Katell Lavéant is universitair hoofddocent bij Franse Taal en Cultuur, en heeft net een nieuwe werkplek aan de Trans. Ze doet onderzoek naar de vrolijke cultuur in en rond de Lage Landen van de dertiende tot aan de zeventiende eeuw.

Wie ben je en wat doe je?
Ik ben Katell Lavéant, universitair hoofddocent bij Franse Taal en Cultuur. Ik ben gespecialiseerd in de literatuur voor 1700. Ik ben dertien jaar geleden uit Bretagne naar Nederland gekomen om mijn promotieonderzoek over middeleeuws toneel in Amsterdam te doen, en kreeg daarna een vaste aanstelling aan de Universiteit Utrecht.

Ik heb net een VIDI-beurs ontvangen om onderzoek te doen naar de vrolijke cultuur in en rond de Lage Landen van de dertiende tot aan de zeventiende eeuw.

Waar is deze werkplek?
Op de kop van de Trans, met een prachtig uitzicht op de Nieuwegracht! Ik zit er nog niet zo lang, maar ik geniet nu al van het grote raam. Ik kijk graag naar buiten om ideeën op te doen.

Op de muur hangt een kaart van Parijs, die al in veel verschillende gebouwen en kamers van de faculteit heeft gehangen. Ik vind het een leuke verbinding met de vorige generaties van collega’s.

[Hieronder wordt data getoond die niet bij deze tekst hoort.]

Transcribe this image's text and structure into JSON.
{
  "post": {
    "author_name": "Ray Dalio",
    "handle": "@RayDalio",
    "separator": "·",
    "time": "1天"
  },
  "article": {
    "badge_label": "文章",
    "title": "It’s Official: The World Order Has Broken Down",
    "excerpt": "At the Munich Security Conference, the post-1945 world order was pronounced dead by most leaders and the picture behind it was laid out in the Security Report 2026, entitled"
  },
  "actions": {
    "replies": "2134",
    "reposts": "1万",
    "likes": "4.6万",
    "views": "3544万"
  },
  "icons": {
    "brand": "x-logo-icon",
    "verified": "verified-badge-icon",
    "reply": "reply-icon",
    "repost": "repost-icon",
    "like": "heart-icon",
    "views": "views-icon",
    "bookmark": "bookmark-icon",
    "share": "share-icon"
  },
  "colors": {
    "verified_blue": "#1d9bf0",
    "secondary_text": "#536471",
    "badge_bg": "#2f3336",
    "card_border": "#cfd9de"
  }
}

Ook vind ik bijzonder hier  op de Trans dat de stadsbeiaardier van april tot november op vrijdagmiddag een concertje vanuit de Domtoren geeft. Ik probeer dan altijd te raden welke liedjes ze speelt (ik heb weleens zitten te roepen: ‘Hé, maar dit is Abba!’).

Wat is er bijzonder aan je onderzoek?
Onderzoek naar historische letterkunde kan klinken als ver weg van de hedendaagse maatschappij, maar dat is niet zo. Ik ben bijvoorbeeld nu een project aan het opzetten met een middelbare school. Het gaat erom leerlingen met vroegmoderne spotteksten kennis te laten maken en zelf parodieën te laten schrijven.

Een parodie is het 'herschrijven' van een bekende situatie of verhaal, of het nadoen van een persoon, op een komische wijze. In de middeleeuwen ging men bijvoorbeeld serieuze, officiële teksten zoals testamenten of wettelijke teksten op die manier parodiëren. Zo kon een koning van Carnaval een grappig bevel geven om iedereen voor een feest uit te nodigen.

In publieke lezingen zie ik, net zoals veel van mijn collega’s, dat mensen veel interesse hebben voor onze ontdekkingen over de middeleeuwse en vroegmoderne literatuur en haar verbanden met de samenleving van toen. Daar gaat ook mijn project om: beschrijven hoe mensen met elkaar omgingen, waarom ze parodieën schreven en op welke manier ze samen feest vierden. Zo hoop ik ook een breed publiek te laten denken over hoe wij nu met elkaar communiceren via parodie in boeken of kranten en in de (social) media. Gaat het alleen om het bespotten, of kunnen we van de Middeleeuwen leren hoe we ook samen kunnen lachen en zo dichter bij elkaar komen, ondanks onze verschillen?

En voor mij als onderzoeker is het gewoon fantastisch om elke dag met grappige teksten en beelden te werken: je wordt er vanzelf vrolijk van!